狭い空間に監禁し、罠に掛かった傷をそのままに、儀式の贄にしたのだ。
「ねえ、なんでここまでするの?」
楓はこの状況を見てそう尋ねる。
あまりに常軌を逸した彼女の行動。何が彼女をそうさせたのか。
楓はまっすぐ問いかける。いったい自分は何に呼び出されたのかを知るために。
マーガレットはその問いかけに対し静かに笑う。最初に見せてくれた無邪気な笑い方とは全く違う。冷たく、空虚な微笑みだ。
「そういえば……話してなかったね。
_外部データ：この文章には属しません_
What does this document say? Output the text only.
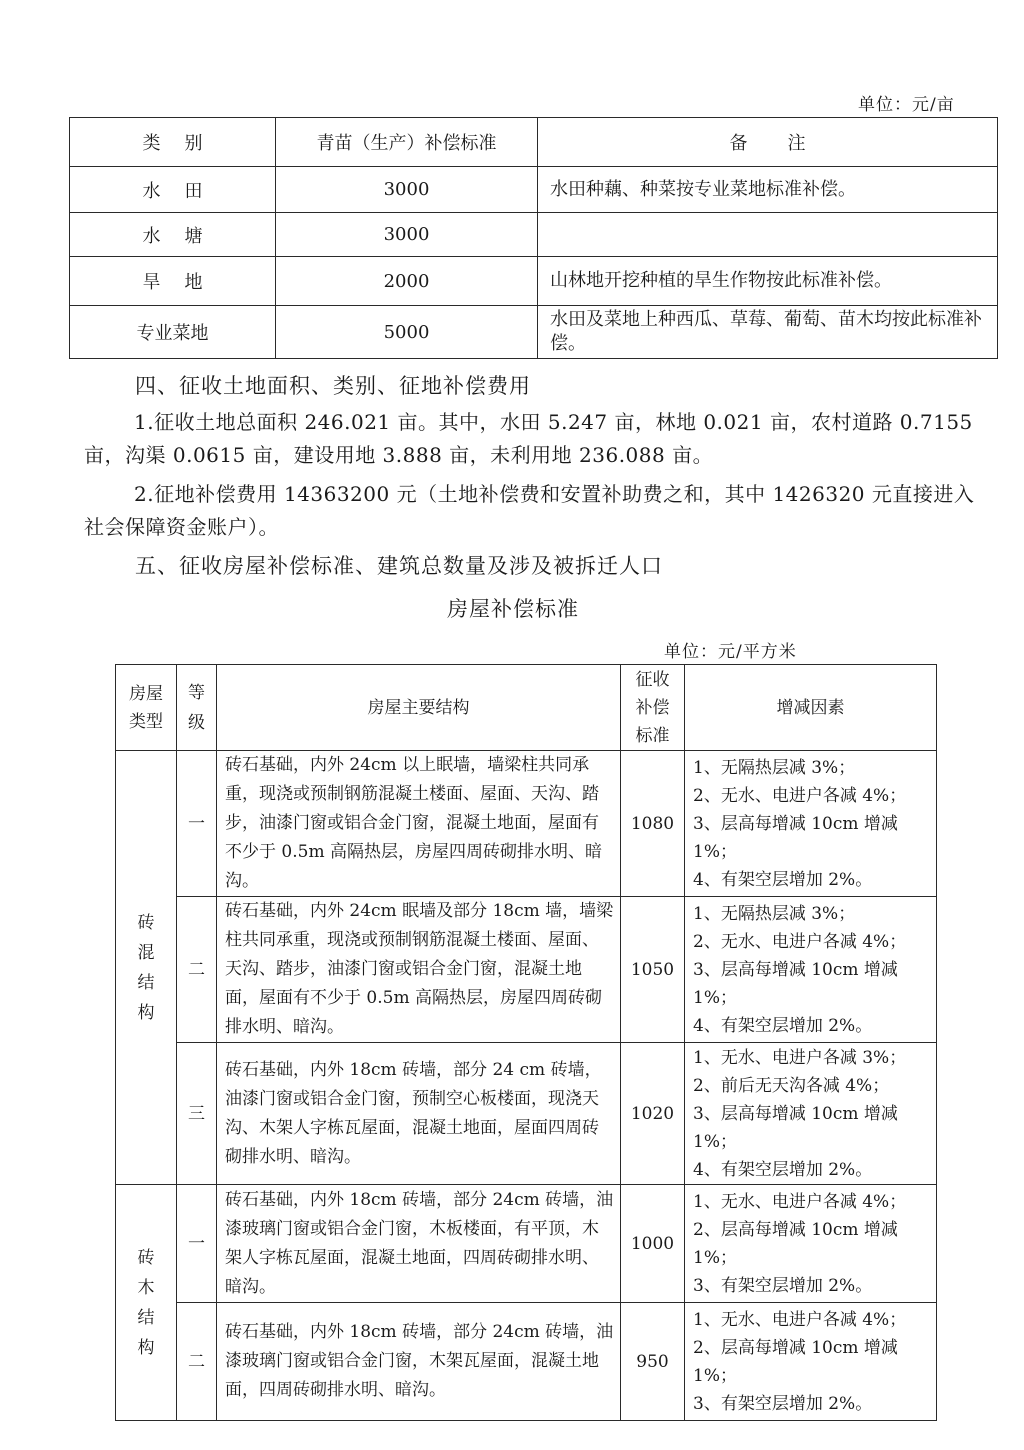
单位：元/亩
类别	青苗（生产）补偿标准	备注
水田	3000	水田种藕、种菜按专业菜地标准补偿。
水塘	3000	
旱地	2000	山林地开挖种植的旱生作物按此标准补偿。
专业菜地	5000	水田及菜地上种西瓜、草莓、葡萄、苗木均按此标准补偿。
四、征收土地面积、类别、征地补偿费用
1.征收土地总面积 246.021 亩。其中，水田 5.247 亩，林地 0.021 亩，农村道路 0.7155 亩，沟渠 0.0615 亩，建设用地 3.888 亩，未利用地 236.088 亩。
2.征地补偿费用 14363200 元（土地补偿费和安置补助费之和，其中 1426320 元直接进入社会保障资金账户）。
五、征收房屋补偿标准、建筑总数量及涉及被拆迁人口
房屋补偿标准
单位：元/平方米
房屋类型	等级	房屋主要结构	征收补偿标准	增减因素

砖混结构	一	砖石基础，内外 24cm 以上眠墙，墙梁柱共同承重，现浇或预制钢筋混凝土楼面、屋面、天沟、踏步，油漆门窗或铝合金门窗，混凝土地面，屋面有不少于 0.5m 高隔热层，房屋四周砖砌排水明、暗沟。	1080	1、无隔热层减 3%；
2、无水、电进户各减 4%；
3、层高每增减 10cm 增减 1%；
4、有架空层增加 2%。

	二	砖石基础，内外 24cm 眠墙及部分 18cm 墙，墙梁柱共同承重，现浇或预制钢筋混凝土楼面、屋面、天沟、踏步，油漆门窗或铝合金门窗，混凝土地面，屋面有不少于 0.5m 高隔热层，房屋四周砖砌排水明、暗沟。	1050	1、无隔热层减 3%；
2、无水、电进户各减 4%；
3、层高每增减 10cm 增减 1%；
4、有架空层增加 2%。

	三	砖石基础，内外 18cm 砖墙，部分 24 cm 砖墙，油漆门窗或铝合金门窗，预制空心板楼面，现浇天沟、木架人字栋瓦屋面，混凝土地面，屋面四周砖砌排水明、暗沟。	1020	1、无水、电进户各减 3%；
2、前后无天沟各减 4%；
3、层高每增减 10cm 增减 1%；
4、有架空层增加 2%。

砖木结构	一	砖石基础，内外 18cm 砖墙，部分 24cm 砖墙，油漆玻璃门窗或铝合金门窗，木板楼面，有平顶，木架人字栋瓦屋面，混凝土地面，四周砖砌排水明、暗沟。	1000	1、无水、电进户各减 4%；
2、层高每增减 10cm 增减 1%；
3、有架空层增加 2%。

	二	砖石基础，内外 18cm 砖墙，部分 24cm 砖墙，油漆玻璃门窗或铝合金门窗，木架瓦屋面，混凝土地面，四周砖砌排水明、暗沟。	950	1、无水、电进户各减 4%；
2、层高每增减 10cm 增减 1%；
3、有架空层增加 2%。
私ね、壊したいんだ。この勇者を中心とした世界の仕組みそのものを」
彼女は話し始める。
彼女が復讐を決意したきっかけを……。
マーガレットの両親は、マーガレットと同じサンクティア国に仕える召喚しだった。
二人は優秀な召喚士で、国のため勇者召喚の研究を日々行っていた。
マーガレットはそんな両親の下で魔術を学び、将来は自分も召喚士として国のために仕えると決めていた。
しかし、そんな想いはある日唐突に終わった。
それは今から一年前、二人がいつものように研究室で勇者召喚についての研究を行っていた時のこと。
突然聖騎士が押しかけ、問答無用で二人を殺害。
マーガレットはその場に居合わせることはなかったが、人伝に彼らの悲惨な最期を聞いた。
その後の彼女の生活は一変した。
今までサンクティアのために積み上げてきた知識を、サンクティアに仇名すために駆使し、己の人生を狂わせた聖騎士、ひいては勇者という存在そのものに復讐するため、歩み始めた。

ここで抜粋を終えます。